Furthermore, he made this comment on behalf of Whiteside –‘We note you have previously referred to our client as an ‘executor de son tort’. This implies some wrongful intermeddling. This is denied, and until the court made a determination, someone had to hold the fort’.

 Whiteside himself was not to be bluffed by the use of legal terminology he was not expected to understand, but replied directly to Smyth in the following terms –

‘I am aware that the definition of ‘executor de son tort’ means a person who renders himself liable to be sued through intermeddling with the estate of a deceased person as if he had been appointed Executor. You have only yourself to blame for any delay in winding up the estate. By threatening me, you are inferring that I interfered with Tom’s estate, but such an accusation is contrary to the truth, and you know this to be the truth’.

 Later Mr. Smyth was to say –

It is tolerably clear that Mr. Whiteside has been affronted by our use of the expression ‘executor de son tort’. Please reassure your client that no pejorative connotation is implied by its use’. Could it be assumed he may have overstepped the mark with his implied threat?

 One might now, well ask why Smyth was adamant that the EPOA given to Whiteside was invalid, considering the following institutions accepted it as being a valid document.

 . The Commonwealth Bank of Australia

. The Gold Coast Community Hospital

. The Office of the Adult Guardian

. The Aged Care Assessment Team

. The Blue Nurses Association, and  

. Other banks and Trusts handling Superannuation matters

 The office of the Adult Guardian advised Smyth that ‘the Act does not require contemporaneous execution of the witness certificate (one of Smyth’s arguments to support the EPOA was invalid) and accordingly this office does not intend to take issue with the formal validity of the Power of Attorney’. This should have put to rest his belief that the EPOA was invalid, but it didn’t.
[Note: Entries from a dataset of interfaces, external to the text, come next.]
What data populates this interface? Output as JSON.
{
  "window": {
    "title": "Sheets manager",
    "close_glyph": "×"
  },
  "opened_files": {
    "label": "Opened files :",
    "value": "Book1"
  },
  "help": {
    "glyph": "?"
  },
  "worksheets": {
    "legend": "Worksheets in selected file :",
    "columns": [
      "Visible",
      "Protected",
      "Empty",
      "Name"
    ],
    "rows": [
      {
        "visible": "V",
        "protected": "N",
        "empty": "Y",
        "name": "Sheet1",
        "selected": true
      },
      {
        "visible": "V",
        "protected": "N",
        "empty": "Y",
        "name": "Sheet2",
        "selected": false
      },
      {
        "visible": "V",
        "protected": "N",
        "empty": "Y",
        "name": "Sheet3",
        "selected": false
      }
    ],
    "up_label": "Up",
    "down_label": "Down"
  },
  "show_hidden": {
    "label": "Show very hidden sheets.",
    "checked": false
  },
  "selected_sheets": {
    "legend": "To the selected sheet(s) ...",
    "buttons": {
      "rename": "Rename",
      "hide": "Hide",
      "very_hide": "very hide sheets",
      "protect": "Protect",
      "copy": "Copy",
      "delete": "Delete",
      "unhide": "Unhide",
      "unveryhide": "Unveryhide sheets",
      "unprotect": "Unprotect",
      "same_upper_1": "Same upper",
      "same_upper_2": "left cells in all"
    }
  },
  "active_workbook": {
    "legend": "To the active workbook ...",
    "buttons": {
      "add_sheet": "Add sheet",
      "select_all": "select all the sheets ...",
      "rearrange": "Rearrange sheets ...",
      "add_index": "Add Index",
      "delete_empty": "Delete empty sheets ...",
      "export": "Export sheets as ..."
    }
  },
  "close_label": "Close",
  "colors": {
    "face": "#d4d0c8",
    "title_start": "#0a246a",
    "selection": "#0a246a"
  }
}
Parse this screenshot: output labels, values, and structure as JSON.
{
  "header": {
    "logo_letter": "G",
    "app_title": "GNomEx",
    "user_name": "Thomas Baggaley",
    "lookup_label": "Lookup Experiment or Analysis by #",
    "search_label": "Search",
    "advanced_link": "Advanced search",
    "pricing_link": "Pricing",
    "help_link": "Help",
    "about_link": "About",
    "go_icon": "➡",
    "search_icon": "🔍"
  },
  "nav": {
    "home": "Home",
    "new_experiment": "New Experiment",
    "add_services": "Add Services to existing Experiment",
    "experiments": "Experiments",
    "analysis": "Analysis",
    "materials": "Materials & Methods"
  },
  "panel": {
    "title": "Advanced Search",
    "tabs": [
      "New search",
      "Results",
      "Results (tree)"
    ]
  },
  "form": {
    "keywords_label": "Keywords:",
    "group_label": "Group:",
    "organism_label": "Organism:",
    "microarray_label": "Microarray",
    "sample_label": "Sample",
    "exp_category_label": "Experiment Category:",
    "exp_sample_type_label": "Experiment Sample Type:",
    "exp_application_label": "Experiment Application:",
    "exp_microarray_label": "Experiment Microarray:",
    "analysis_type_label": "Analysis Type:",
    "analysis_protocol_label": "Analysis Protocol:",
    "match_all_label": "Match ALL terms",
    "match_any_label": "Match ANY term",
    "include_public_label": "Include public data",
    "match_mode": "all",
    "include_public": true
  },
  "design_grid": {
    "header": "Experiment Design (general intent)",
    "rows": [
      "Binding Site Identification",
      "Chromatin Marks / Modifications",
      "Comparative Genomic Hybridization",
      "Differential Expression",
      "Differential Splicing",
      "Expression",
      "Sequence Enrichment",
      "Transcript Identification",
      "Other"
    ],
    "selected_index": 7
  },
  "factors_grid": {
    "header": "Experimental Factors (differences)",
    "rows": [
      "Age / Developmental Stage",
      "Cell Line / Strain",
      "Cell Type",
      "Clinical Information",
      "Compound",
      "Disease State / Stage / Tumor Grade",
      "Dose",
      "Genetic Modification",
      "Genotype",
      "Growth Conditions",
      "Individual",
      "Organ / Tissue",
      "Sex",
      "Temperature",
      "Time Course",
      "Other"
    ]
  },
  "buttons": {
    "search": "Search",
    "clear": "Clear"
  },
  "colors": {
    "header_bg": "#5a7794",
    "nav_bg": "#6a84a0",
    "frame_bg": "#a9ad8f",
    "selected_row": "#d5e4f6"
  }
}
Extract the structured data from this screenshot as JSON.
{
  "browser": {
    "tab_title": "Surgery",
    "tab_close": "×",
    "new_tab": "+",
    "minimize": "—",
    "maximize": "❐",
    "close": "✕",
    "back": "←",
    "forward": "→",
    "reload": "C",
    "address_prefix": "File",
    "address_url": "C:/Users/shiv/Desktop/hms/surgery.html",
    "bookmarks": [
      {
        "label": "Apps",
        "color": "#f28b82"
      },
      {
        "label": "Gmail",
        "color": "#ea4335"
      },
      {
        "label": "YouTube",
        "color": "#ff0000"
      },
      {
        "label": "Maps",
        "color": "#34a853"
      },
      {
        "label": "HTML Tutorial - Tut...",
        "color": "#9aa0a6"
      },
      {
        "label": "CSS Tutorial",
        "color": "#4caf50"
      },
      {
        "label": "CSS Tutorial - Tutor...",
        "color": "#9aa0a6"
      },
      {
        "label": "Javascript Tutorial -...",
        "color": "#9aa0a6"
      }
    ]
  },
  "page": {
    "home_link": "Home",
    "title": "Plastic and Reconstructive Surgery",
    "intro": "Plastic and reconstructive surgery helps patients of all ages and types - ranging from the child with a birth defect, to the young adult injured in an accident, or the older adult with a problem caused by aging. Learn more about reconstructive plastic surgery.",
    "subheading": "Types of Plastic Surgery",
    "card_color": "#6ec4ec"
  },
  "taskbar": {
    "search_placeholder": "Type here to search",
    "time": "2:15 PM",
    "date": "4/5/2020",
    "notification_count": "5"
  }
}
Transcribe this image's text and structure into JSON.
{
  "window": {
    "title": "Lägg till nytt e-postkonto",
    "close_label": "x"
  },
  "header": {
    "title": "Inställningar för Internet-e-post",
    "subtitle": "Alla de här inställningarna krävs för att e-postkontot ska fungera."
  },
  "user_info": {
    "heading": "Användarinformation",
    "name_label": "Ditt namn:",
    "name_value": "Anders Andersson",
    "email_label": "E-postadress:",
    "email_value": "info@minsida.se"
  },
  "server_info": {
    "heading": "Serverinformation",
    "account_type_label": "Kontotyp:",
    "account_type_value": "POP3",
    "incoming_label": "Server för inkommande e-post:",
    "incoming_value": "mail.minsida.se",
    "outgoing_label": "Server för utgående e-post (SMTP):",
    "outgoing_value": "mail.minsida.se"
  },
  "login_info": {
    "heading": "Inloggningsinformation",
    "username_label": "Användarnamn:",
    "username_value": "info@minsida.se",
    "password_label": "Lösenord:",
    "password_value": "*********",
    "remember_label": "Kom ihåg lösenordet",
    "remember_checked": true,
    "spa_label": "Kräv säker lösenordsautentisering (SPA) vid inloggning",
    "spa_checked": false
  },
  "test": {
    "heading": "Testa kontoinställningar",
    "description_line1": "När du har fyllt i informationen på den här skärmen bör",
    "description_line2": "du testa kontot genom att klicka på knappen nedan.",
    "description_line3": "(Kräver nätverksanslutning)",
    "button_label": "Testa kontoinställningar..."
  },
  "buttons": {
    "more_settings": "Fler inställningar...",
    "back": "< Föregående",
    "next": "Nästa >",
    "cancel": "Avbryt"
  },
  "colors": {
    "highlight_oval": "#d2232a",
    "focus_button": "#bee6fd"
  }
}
 A legal officer from ACAT in a letter to Smyth, informed him that her office had been unable to find any evidence to counter the presumption of capacity (referring to Tom)which all citizens have, until proven otherwise.  The person went on to say ‘The fact that Mr. Jowett was found to lack capacity (not proven) one week after he signed the Power of Attorney, does not mean he lacked capacity at an earlier time. Lucid intervals of varying periods are common in dementia cases’.

 Deacons (lawyers) acting on behalf of the Blue Nurse’s Association in an enquiry instigated by Whiteside as to whether or not nurse Crozier had the authority to carry out directions of Tom whilst in hospital, had this to say to him –

‘The fact that you may have been Mr. Jowett’s Attorney pursuant to an Enduring Power of Attorney at the time Mr. Jowett was in hospital is, frankly irrelevant. Mr. Jowett made the request of our client that the documents in question should be delivered to his solicitor, at a time when he was capable of formulating and understanding the nature of that request. The fact that somebody appoints another person as his or her Attorney pursuant to an enduring document, does not prevent that person from making decisions in his or her own right when capable of doing so’.

 Whiteside always maintained, and the solicitor drawing up Tom’s will on 1 December 1999 confirmed later at the trial, that Tom ‘was capable of formulating and understanding the nature of his wishes concerning not only the EPOA, but also the will’.

Justice de Jersey was later to discount this opinion on the basis Canning was not qualified to make such a statement.